Introduction
English for Specific Purposes (ESP) involves more than just working with texts and examples relevant to a particular professional area. Coursebooks and support materials are useful in offering a generalized approach to many ESP areas but, unless you can also focus on precisely what your learners need to do when they use English, it can never be a complete course. Here are some ways of addressing those elusive SPs.
Get away from token needs analysis
Nowadays, a lot of needs analysis is done in English language teaching. Unfortunately, much of it is fairly token. Finding out that your student(s) are interested in English for computing or work as a receptionist doesn't give you more than an approximate general direction. To address a specific need you have to find out more than that.
Purpose-mining
Ask a learner, 'Tell me one specific task that you need to use English for.' When they answer that, ask further questions that uncover more and more wide-ranging details, e.g. 'What does the hotel counter look like?'; 'What's the first thing that happens?'; 'What kind of questions does your customer ask?'; 'How do you feel when that happens?', etc. Each time you get an answer, ask more questions – like a miner digging deeper into the situation – moving slowly from the general situation to specific task difficulties and language problems. Aim to build up a focused detailed picture of a single occasion where your student needs English.
Simply talking it through in this way can be helpful for a learner as they clarify for themselves where some real problems are. Beyond this it can form the basis of real-play and reformulation activities.
Real-play
Real-play is essentially role-play in which at least one person is playing either themselves or another person in the room.
Once you have done some purpose-mining (see above), use the information to set up a real-play of the situation. For example, imagine that you have found out about an office receptionist's difficulties with visitors who ask questions about the company. Ask her to take part in a real-play of this situation – but with her playing the customer and another student playing herself, the receptionist. This can be followed by a feedback discussion. The original student considers how the receptionist dealt with the situation compared with her own way, and what she has learnt from seeing someone else do it. Now repeat the real-play – with the student playing herself.
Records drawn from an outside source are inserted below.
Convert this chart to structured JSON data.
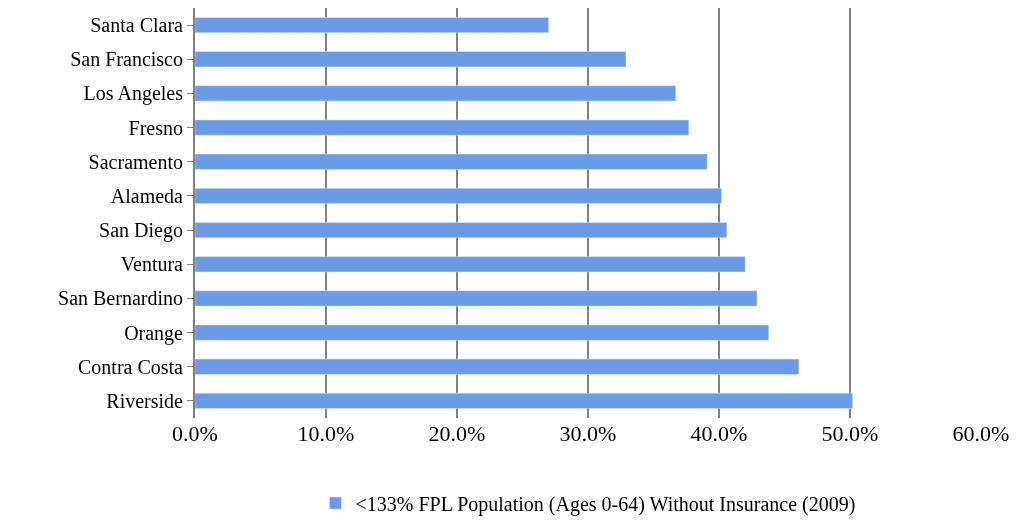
{
  "chart_data": {
    "type": "bar",
    "orientation": "horizontal",
    "categories": [
      "Santa Clara",
      "San Francisco",
      "Los Angeles",
      "Fresno",
      "Sacramento",
      "Alameda",
      "San Diego",
      "Ventura",
      "San Bernardino",
      "Orange",
      "Contra Costa",
      "Riverside"
    ],
    "series": [
      {
        "name": "<133% FPL Population (Ages 0-64) Without Insurance (2009)",
        "color": "#6a9be6",
        "values": [
          27.0,
          32.9,
          36.7,
          37.7,
          39.1,
          40.2,
          40.6,
          42.0,
          42.9,
          43.8,
          46.1,
          50.2
        ]
      }
    ],
    "xlim": [
      0,
      60
    ],
    "xticks": [
      {
        "value": 0,
        "label": "0.0%"
      },
      {
        "value": 10,
        "label": "10.0%"
      },
      {
        "value": 20,
        "label": "20.0%"
      },
      {
        "value": 30,
        "label": "30.0%"
      },
      {
        "value": 40,
        "label": "40.0%"
      },
      {
        "value": 50,
        "label": "50.0%"
      },
      {
        "value": 60,
        "label": "60.0%"
      }
    ],
    "grid": "x",
    "legend": "bottom"
  }
}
Reformulating oral production
A useful and very powerful variation on the real-play is for the teacher to take the student's role after he/she has seen the student play the role herself. In doing this the teacher can communicate naturally and appropriately for the task. Whether audio or video is recorded or not, at the end students can analyse the differences between the student's and teacher's versions. Encourage students to go beyond specific language chunks to general manner and approach. After this analysis phase, ask the student to try the task again herself. It is likely to be much improved.